16 July 2024, 20:25
By Furniture News Jan 10, 2023

ScS confirms acquisition of sofa-in-a-box brand

ScS has acquired the brand, domain names, website, intellectual property and stock of Snugsofa.com (Snug) from the administrator of Snug Shack for consideration of £875,000.

Snug, a digital-first sofa and sofabed business specialising in modular and re-configurable sofas, was founded by Robert and Peter Bridgman in 2018 as one of Europe’s first sofa-in-a-box concepts (see related), and has grown to become one of the largest retailers in this segment of the furniture market.

Although predominantly online, Snug also operates from one store in Leeds.

ScS CEO Steve Carson comments: “Snug is an exciting and young business with great potential. It has a strong and recognisable brand, a differentiated product and targets a market that complements our proposition. In that regard, it presents us with an exciting opportunity to further increase market share. We therefore, view it as a great strategic and cultural fit which reinforces our commitment to helping our customers create the home they love. We look forward to welcoming our new colleagues into the ScS family.” 

ScS expects there to be an opportunity to add Snug concessions to its stores, providing the brand with significantly improved national visibility and penetration. Snug’s brand and differentiated digital-first offering is set to complement ScS' existing proposition, further diversifying its customer base and increasing market share. Snug’s innovative approach to social engagement and digital marketing will be an asset to the wider ScS business while Snug will benefit from the group’s expertise, supplier relationships and scale, says ScS.

Snug has 53 members of staff who have been a significant part of its success, and that team will join the group as part of the acquisition. 

For the 12 months to 31st December 2022, Snug expects revenues of c.£20m.

Snug will report in line with the ScS' financial year, apply the group’s accounting policies, and is expected to be earnings accretive in FY24.

A team from Evelyn Partners completed the sale of the business and assets, and says that in the 2021 financial year the company recorded revenues in excess of £30m, up from £7m a year before.

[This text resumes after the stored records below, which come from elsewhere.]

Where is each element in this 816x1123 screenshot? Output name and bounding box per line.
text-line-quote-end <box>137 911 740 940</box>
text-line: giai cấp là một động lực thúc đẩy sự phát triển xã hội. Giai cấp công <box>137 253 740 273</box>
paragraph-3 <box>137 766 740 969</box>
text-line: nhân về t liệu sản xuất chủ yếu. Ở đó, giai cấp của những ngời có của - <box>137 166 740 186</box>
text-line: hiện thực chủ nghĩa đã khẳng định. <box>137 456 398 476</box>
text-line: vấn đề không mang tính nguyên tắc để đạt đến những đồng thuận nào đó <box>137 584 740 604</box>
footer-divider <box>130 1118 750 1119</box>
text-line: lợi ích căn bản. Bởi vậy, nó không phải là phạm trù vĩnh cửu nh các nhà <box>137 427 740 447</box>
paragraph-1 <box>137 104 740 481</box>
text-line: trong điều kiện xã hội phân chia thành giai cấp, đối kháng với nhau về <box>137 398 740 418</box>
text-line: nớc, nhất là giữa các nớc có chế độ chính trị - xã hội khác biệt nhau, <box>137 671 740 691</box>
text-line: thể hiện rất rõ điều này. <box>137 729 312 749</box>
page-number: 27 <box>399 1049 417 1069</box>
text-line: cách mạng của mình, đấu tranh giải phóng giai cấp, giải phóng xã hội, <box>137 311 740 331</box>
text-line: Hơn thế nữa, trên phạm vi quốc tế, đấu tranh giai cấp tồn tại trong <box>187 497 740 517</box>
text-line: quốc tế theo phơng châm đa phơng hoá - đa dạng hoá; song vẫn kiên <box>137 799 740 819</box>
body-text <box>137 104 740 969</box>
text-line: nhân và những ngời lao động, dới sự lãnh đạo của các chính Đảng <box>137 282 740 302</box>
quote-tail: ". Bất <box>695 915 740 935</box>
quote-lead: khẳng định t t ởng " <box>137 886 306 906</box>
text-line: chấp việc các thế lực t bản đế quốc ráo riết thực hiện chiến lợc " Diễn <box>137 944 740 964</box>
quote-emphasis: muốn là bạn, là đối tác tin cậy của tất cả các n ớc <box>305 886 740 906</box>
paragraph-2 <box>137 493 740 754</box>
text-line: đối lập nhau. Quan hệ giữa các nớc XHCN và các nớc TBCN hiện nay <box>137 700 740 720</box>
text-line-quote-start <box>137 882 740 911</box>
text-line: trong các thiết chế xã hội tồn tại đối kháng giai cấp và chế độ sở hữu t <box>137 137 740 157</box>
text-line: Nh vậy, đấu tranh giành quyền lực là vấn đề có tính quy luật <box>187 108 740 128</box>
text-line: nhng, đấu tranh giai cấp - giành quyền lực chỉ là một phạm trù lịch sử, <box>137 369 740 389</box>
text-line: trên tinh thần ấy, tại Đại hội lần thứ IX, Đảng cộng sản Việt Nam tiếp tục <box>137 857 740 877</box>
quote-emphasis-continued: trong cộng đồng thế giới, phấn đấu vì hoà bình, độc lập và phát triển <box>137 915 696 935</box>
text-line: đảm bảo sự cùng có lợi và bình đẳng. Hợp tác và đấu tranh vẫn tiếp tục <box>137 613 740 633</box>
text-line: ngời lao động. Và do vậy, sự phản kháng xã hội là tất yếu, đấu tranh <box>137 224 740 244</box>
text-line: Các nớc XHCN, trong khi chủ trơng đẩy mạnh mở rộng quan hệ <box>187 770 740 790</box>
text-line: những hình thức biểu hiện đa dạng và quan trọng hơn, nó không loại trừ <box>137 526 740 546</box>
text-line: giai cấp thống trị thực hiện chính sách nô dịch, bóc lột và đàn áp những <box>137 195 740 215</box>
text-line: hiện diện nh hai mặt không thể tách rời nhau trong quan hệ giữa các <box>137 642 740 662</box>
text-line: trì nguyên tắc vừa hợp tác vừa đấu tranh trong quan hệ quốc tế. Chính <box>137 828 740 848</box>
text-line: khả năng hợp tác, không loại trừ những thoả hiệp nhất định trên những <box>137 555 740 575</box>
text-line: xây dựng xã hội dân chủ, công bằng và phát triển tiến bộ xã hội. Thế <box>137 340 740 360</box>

As a digital-first company, the brand has subsequently grown a social media community of over 300,000 people and garnered multiple industry awards.

Despite big ambitions for 2022, Snug was faced with difficult trading conditions against a backdrop of a challenging economic climate, says Evelyn Partners – in particular, a +700% increase in shipping costs, unfavourable exchange rates, and further effects of the cost of living crisis. 

"It has been a rollercoaster few years balancing exponential growth with supply chain challenges and growing a team remotely through Covid," states Snug's management team. "Snug set out to disrupt the industry with fast and convenient delivery of modular sofas, and this new partnership with ScS supports us in our ambitions to be a leader in the industry. Snug’s loyal customer base has been the foundation of our success since the beginning, and we’re now looking forward to continuing this journey with their support and the support of such a well-respected and established partner.”